There is a collection of passages translated into English from the various letters written by St. Ignatius Brianchaninov called "Harbor For Our Hope: On Acquiring Peace Amidst Suffering." Most of what he has written remains in Russian, but his works are slowly being translated and published in English. I think the following passage is very good advice and provides a helpful perspective to find peace in a world overflowing with suffering. Here's the passage:
Do not peer into life's circumstances too much: they are not worth it. They rush by, changing one after another. [...] And we also are hastening to the edge of eternity! Those who stare at these circumstances and consider them unmoving may easily fall into despondency. Whoever sees that everything is hurtling through time, and that he himself is flying, will find things easier to bear and discovers joy in his heart.
Note he is not saying that we should never look into life's circumstances. Of course it is appropriate to look into and consider life's circumstances. This is how we can learn what to do to help, what we can do to make things better--or if anything at all can be done to make a situation better. However, we should "not peer into life's circumstances too much."
The problem with peering too much into life's circumstances is that generally we can only do very little about them, and, most significantly, they are always changing. Economies change, people change, politics change, the rules of the game change. Life changes. God does not change.
We are flying through time, St. Ignatius tells us. We are hurtling toward eternity. The problems, the insults, the injustices and the inanities of this moment will not be here for long. They will pass and new problems will arise. What little time we have is precious. Invest it in what lasts forever: acquire the peace that is from above. Jesus put it this way: "Don't labour for the food that parishes, but for the food that endures into eternal life" (John 6:27).

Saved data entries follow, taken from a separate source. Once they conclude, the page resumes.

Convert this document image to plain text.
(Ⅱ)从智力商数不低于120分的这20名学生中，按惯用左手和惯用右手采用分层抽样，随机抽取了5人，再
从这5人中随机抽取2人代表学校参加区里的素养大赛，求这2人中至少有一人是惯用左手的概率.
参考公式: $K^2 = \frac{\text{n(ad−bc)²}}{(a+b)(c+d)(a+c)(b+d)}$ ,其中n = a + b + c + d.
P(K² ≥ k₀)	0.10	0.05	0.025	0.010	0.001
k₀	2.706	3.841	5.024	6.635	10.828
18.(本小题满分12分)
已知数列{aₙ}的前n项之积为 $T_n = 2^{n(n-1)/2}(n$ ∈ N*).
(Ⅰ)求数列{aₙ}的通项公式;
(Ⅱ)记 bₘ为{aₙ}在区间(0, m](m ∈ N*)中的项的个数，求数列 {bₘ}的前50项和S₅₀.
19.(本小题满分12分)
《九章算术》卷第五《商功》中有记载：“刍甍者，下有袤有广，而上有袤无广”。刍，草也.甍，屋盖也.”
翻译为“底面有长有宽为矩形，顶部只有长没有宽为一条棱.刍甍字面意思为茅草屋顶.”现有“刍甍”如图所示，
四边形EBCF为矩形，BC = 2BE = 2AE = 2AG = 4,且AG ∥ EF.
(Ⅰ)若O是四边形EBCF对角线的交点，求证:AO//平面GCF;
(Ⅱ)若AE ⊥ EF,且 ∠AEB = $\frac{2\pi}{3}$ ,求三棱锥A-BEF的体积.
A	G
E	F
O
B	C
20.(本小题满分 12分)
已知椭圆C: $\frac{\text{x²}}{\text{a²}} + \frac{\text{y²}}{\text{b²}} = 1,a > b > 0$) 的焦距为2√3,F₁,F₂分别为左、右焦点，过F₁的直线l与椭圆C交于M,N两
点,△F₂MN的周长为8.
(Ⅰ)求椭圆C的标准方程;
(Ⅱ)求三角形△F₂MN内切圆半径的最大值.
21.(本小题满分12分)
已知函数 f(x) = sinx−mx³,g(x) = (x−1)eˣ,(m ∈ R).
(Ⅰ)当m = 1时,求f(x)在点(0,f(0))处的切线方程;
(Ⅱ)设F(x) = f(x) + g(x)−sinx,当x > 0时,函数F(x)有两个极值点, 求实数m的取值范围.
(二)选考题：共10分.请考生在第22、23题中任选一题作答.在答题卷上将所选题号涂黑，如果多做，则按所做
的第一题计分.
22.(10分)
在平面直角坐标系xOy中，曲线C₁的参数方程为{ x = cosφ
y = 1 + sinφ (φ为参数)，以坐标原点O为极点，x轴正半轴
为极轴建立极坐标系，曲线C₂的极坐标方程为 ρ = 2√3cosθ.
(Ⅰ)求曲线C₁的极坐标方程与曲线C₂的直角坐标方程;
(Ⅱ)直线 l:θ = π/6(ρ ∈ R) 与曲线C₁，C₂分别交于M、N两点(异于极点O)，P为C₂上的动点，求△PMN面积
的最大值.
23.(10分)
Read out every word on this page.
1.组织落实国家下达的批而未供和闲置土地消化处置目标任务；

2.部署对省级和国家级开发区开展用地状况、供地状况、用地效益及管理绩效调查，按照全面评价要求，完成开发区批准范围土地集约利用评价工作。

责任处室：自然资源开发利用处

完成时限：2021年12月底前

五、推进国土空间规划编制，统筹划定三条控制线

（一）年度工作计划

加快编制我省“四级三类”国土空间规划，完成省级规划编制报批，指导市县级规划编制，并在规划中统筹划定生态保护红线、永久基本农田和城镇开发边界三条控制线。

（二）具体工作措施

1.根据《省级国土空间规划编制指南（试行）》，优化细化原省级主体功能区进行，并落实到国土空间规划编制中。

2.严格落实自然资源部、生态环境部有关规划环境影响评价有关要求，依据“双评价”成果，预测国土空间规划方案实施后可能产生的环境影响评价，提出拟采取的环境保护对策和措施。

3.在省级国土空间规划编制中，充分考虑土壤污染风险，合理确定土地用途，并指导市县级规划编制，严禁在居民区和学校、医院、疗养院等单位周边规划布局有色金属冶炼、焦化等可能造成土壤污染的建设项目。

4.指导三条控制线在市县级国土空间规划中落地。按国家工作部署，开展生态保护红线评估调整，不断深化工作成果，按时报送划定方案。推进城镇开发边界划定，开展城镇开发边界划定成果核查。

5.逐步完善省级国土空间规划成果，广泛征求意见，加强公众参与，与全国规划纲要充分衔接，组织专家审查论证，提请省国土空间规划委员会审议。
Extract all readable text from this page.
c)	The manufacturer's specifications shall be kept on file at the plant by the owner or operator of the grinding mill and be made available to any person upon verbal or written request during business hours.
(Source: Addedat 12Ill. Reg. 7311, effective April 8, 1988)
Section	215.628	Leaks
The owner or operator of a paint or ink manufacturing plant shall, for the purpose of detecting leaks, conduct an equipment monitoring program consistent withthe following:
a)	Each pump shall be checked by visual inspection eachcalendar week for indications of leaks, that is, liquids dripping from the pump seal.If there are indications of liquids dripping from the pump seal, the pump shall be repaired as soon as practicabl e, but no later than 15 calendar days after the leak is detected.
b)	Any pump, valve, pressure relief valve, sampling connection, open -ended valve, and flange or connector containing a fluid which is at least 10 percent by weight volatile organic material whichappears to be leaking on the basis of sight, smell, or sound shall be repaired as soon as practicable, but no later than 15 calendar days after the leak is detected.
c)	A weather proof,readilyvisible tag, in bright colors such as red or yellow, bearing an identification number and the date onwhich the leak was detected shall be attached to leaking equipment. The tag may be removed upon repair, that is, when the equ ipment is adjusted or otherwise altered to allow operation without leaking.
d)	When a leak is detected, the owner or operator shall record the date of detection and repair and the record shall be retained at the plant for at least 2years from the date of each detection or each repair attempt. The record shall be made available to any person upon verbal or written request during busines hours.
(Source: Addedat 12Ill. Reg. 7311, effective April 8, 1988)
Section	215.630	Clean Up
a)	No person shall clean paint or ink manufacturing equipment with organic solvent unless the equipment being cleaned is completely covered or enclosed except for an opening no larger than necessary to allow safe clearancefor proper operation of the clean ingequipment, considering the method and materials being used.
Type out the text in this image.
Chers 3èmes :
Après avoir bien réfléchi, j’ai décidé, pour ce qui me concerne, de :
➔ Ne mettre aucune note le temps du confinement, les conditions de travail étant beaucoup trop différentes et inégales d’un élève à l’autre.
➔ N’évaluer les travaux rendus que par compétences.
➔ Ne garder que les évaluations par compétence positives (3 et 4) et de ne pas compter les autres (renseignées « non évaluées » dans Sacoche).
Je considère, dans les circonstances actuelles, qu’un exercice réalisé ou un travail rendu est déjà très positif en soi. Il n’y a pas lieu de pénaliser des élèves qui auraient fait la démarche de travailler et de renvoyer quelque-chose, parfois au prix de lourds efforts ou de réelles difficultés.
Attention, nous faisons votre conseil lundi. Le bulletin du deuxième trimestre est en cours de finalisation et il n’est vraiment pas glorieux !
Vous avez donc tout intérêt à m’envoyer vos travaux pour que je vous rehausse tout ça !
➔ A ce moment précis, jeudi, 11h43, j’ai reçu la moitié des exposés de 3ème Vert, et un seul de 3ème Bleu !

In this world we have tribulation, Jesus tells us. Compassion compels us to attend a little to the circumstances of this life so that we can love and care for those around us. However, too much focus on the circumstances of life leads to depression or distraction or delusion. When we find ourselves suffering from these spiritual maladies, it may be that we are "peering" too much into the circumstances of life in the world. It may mean that it is time for a recalibration of what is important, what is eternal.
Every circumstance in this world changes. Every problem and challenge and injustice flys by. We too are flying through time toward eternity. Let's not neglect what is eternal to attend too much to what will change soon anyway.